The above findings indicate that CCDC88A may be a critical gene for normal neurodevelopment that impacts both the function and the anatomical structure of the mammalian brain [16, 18]. Several studies have revealed that Girdin interacts with the Disrupted-In-Schizophrenia 1 protein (DISC1), an important regulator of neuronal migration and differentiation during mammalian brain development from embryonic stages to adulthood [6, 14, 15]. Using curated experimental data from the existing literature and applying a mathematical model (Boolean network), John et al. [13] detailed the DISC1 interactome involved in the regulation of neuronal migration. DISC1 interacts with 18 proteins, which were categorized into eight functional modules. In this system, Girdin, together with AKT1 and actin beta, forms a distinct functional module that mediates the tangential migration of cortical interneurons [13, 25]. It should be noted that in an earlier study, Enomoto et al. [4] proved for the first time that Girdin, an actin-binding protein that is phosphorylated by Akt1, is essential for actin cytoskeleton organization and cell migration. Furthermore, Girdin was found to be involved in the migration of new neurons from the ventricular–subventricular zone of the lateral ventricles to the olfactory bulb, thereby contributing to the development of the postnatal mouse brain [20, 27].

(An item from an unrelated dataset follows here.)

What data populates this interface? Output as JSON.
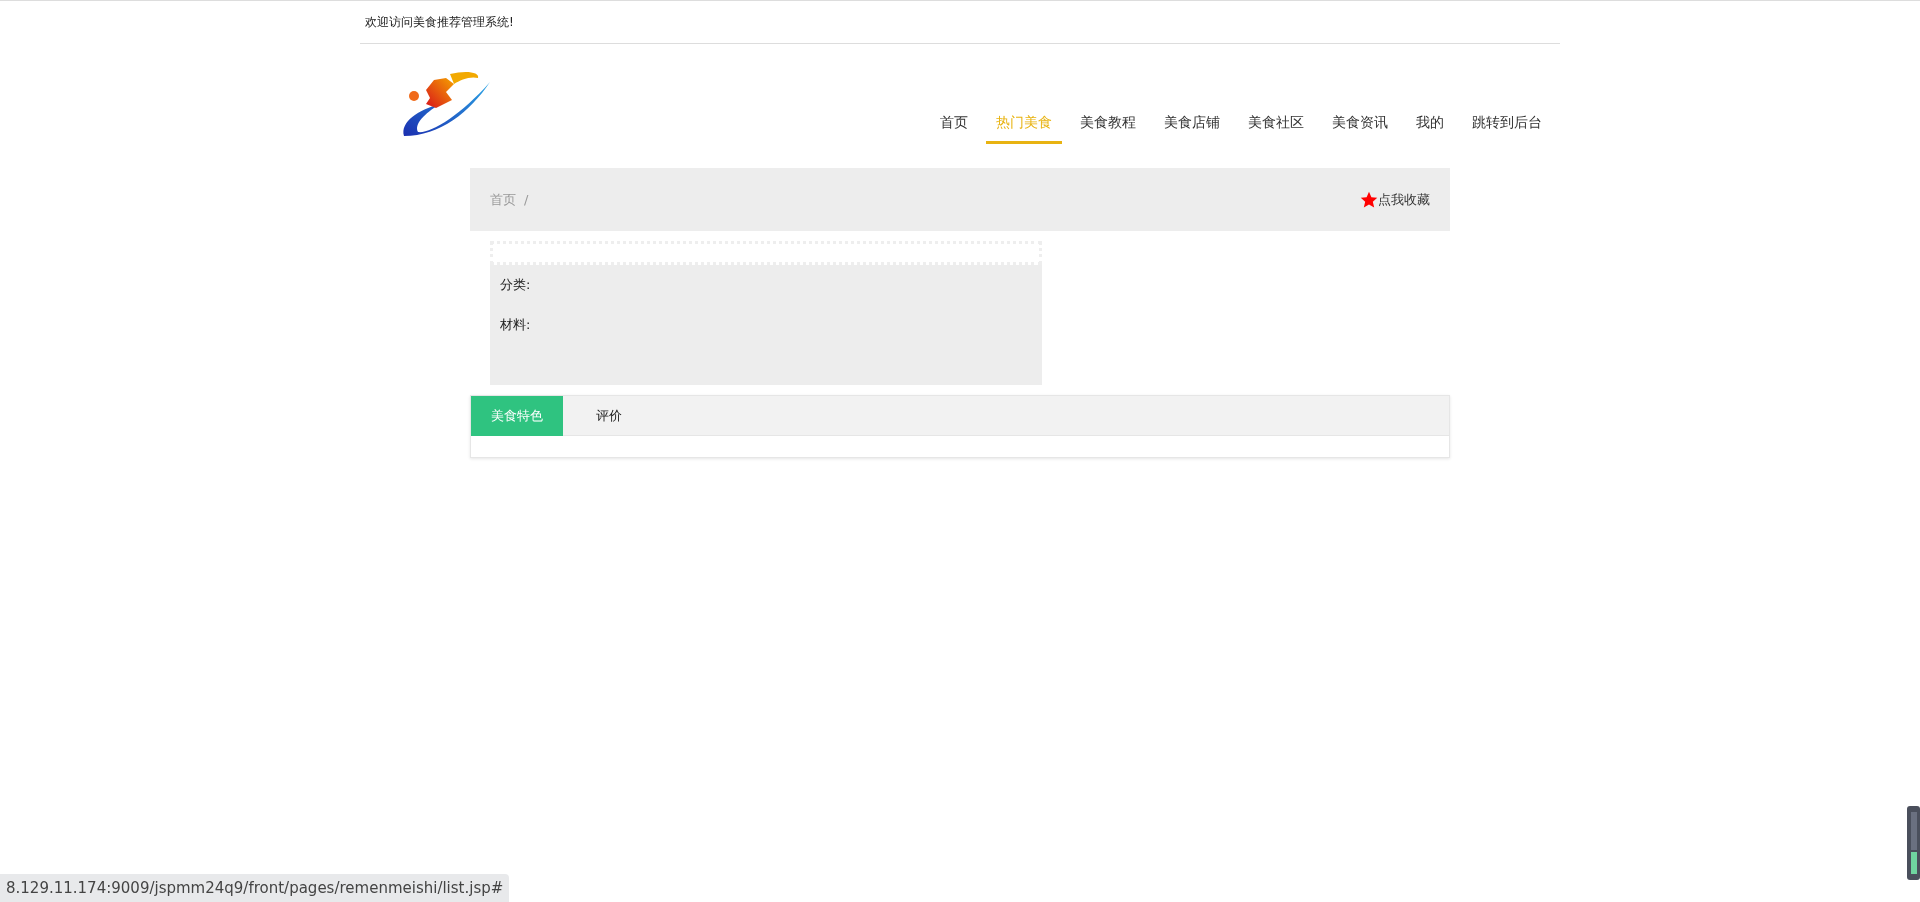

The CCDC88A gene may also play an important role in primary cilia development and function. For instance, Nechipurenko et al. [19] demonstrated that Girdin regulates cilia morphology by positioning the basal body for cilium formation in the sensory neurons of C. elegans and human RPE-1 cells [19]. Future studies investigating the disruption of Girdin might provide new data on its involvement in central nervous system development, thus helping to explain human structural brain anomalies in patients with truncating variants of CCDC88A.

In conclusion, we present a patient with a PEHO-like clinical picture harboring a novel sequence variant of the CCDC88A gene, thus contributing to the phenotypic and genotypic delineation of CCDC88A-related EEs. In addition, our patient presented with a complex brain malformation, including subcortical band heterotopia, which was not reported in previous cases.